The project has strengthened capabilities in NTNU and Sintef Ocean regarding emission reductions in the maritime sector. The project has also consolidated the collaboration between the above-mentioned research institutions and key actors in the Norwegian Maritime Sector on the topic of climate change mitigation. This has advanced capacities towards making the Norwegian maritime cluster a leading actor in environmentally friendly shipping. The project has made significant model innovations. This involves, in particular, the development of the MariTeam model and its interface to the integrated assessment model MessageIX. In combination, these tools offer state-of-the-art capabilities for the assessment of transition scenarios. Research published by the project team has also been an important input to international scientific assessments and policy development processes within the International Maritime Organization.

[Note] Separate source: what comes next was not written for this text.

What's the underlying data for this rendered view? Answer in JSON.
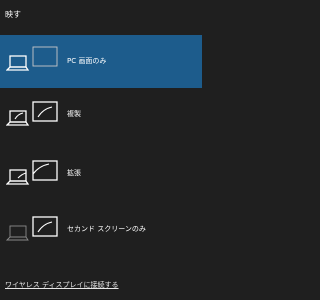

With the IMO decision (2018) to reduce maritime GHG emissions by 50%, identifying, designing, and implementing cost efficient measures that deliver the required reductions in real seaway operations becomes a key priority for naval architects, shipbuilders, and owners. To this end, a robust understanding of the actual and complete climate impacts associated with different abatement measures and their combinations into different pathways for the transformation of the global fleet is required. Achieving this requires a multidisciplinary approach combining state of the art competence in both naval architecture & maritime engineering, life cycle assessment, and climate science. First, a rigorous understanding of the many different technological and operational measures options, as offered by the field of naval architecture & maritime engineering, is pivotal as it provides the core building blocks for any further assessments. Second, it is paramount to acknowledge the importance of assessing options across the whole life cycle. In particular, it is essential to recognize the lessons from climate change mitigation efforts on road transport, in that many options that reduce direct emissions may shift emissions to other parts in the value chain. Third, the actual climate and environmental impacts of emissions are not only influenced by technological factors, but also by climatic and ecological conditions, which may vary regionally.This project takes an inter-disciplinary approach combining methods from life cycle assessment, maritime engineering and climate science, to further-develop our understanding of the implications of various mitigation options and scenarios within the maritime sector.